The National Treasury on Thursday said the issue was seven times oversubscribed making it one of the highest order books for an issue from Africa.

This follows a roadshow in Europe and the US conducted with international investors resulting in a significant level of interest expressed in the issue.

“The fact that we got $14 billion  in investor appetite reflected the continued support the country receives. We now have a dollar yield curve stretching out to 30 years, making Kenya one of only a handful of governments in Africa to achieve this,” reads a statement from the National Treasury.

The Government will you use the funds for development initiatives and liability management.

Joint Mandated arranger Citi, JPMorgan, Standard Bank, Standard Chartered Bank, legal counsel, the LSE and the Irish stock exchange executed the transaction.
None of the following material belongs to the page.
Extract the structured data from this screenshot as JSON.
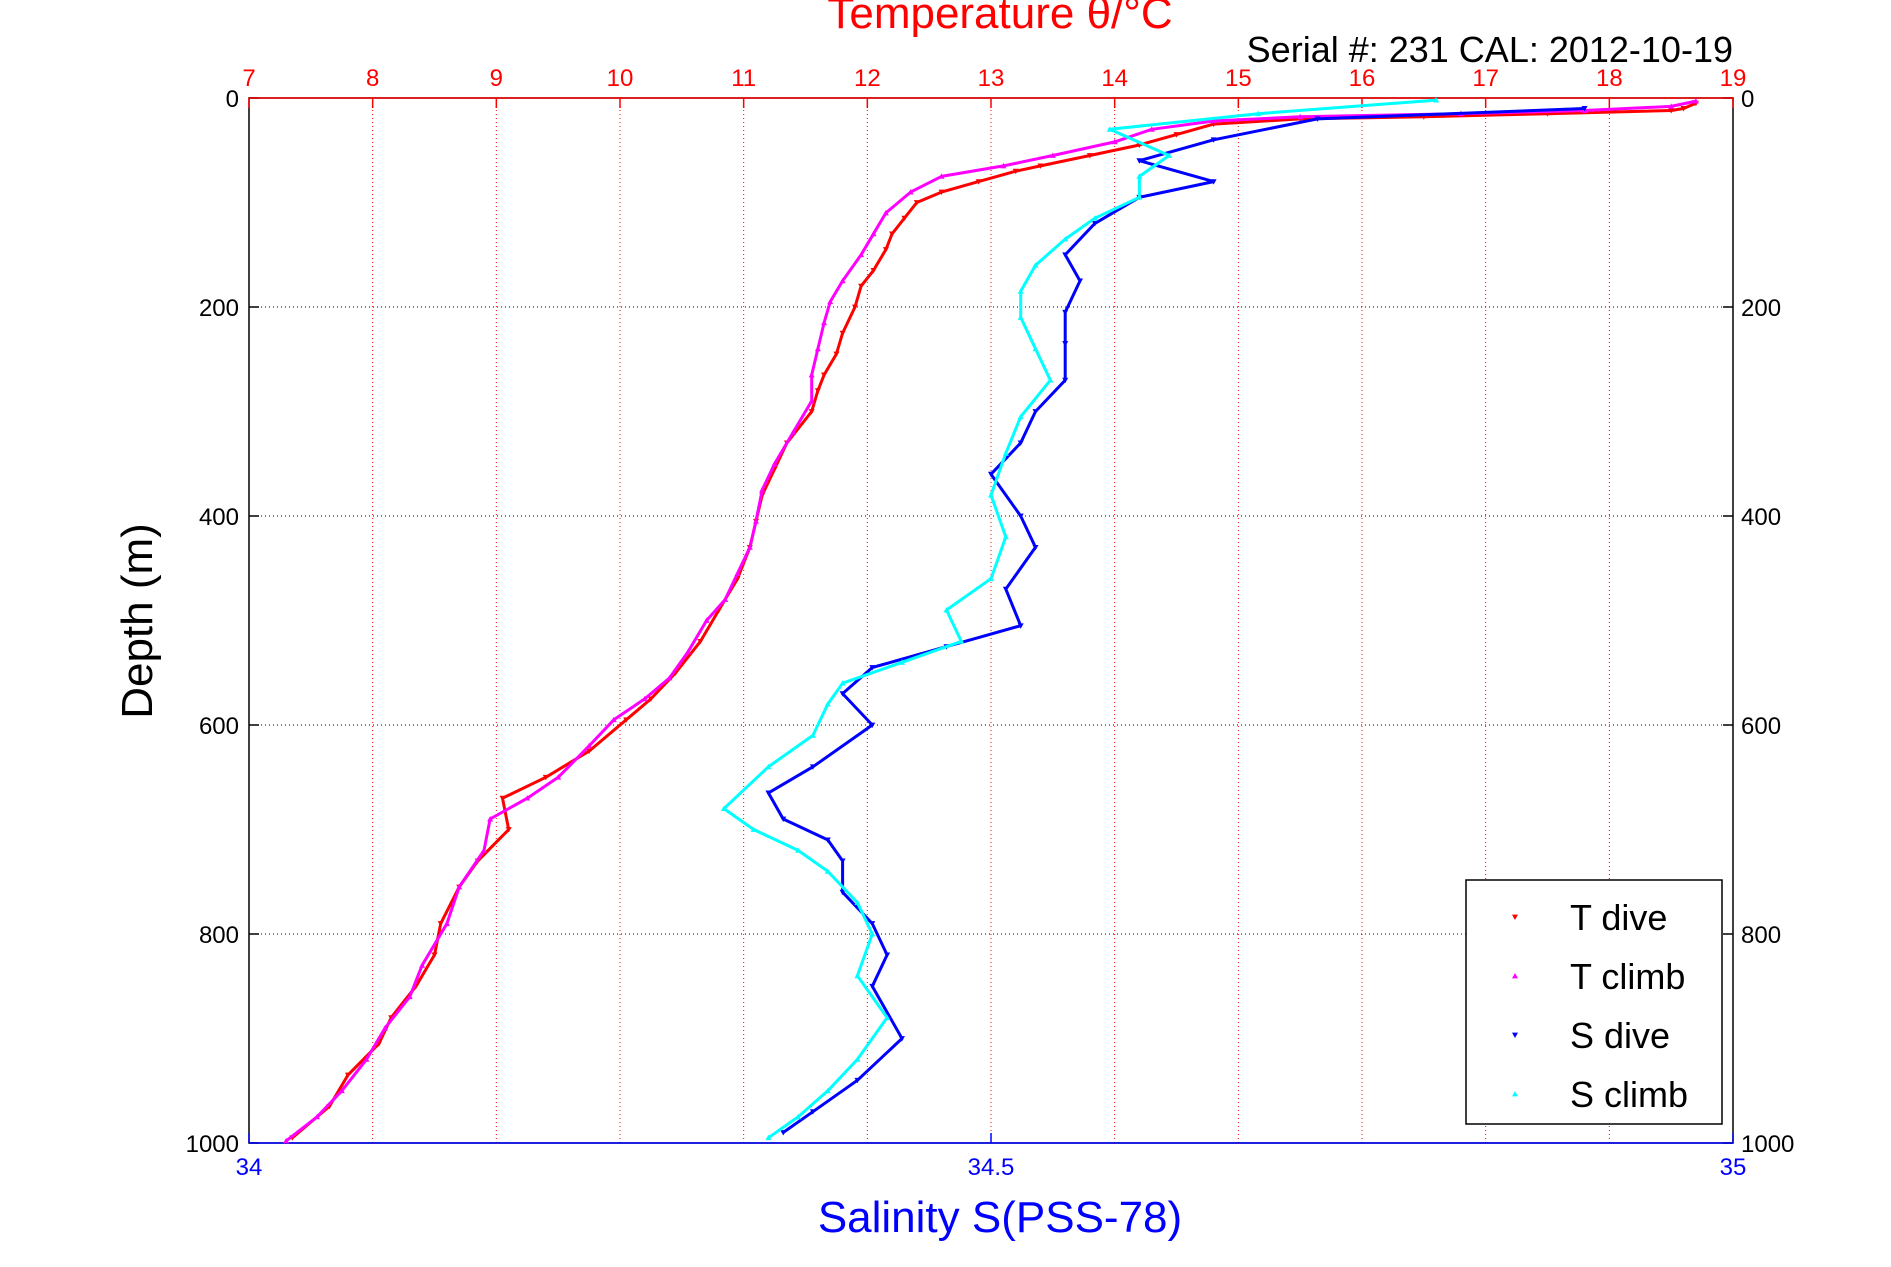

Last week, credit ratings agency Moody’s downgraded Kenya’s debt rating to B2 from B1 while officials were in the middle of the bond roadshow abroad, angering the government.

On the other hand, the International Monetary Fund said it had frozen Kenya’s access to a $1.5 billion standby facility last June, after failure to agree on fiscal consolidation and delay in completing a review.

Kenya’s total debt is about 50 percent of GDP, up from 42 percent in 2013. It has borrowed locally and abroad to build infrastructure like a new railway line from Nairobi to the port of Mombasa.

The finance ministry has published a plan to lower its fiscal deficit to 7 percent of GDP at the end of this fiscal year in June, from 8.9 percent in 2016/17, and to less than 5 percent in three years’ time.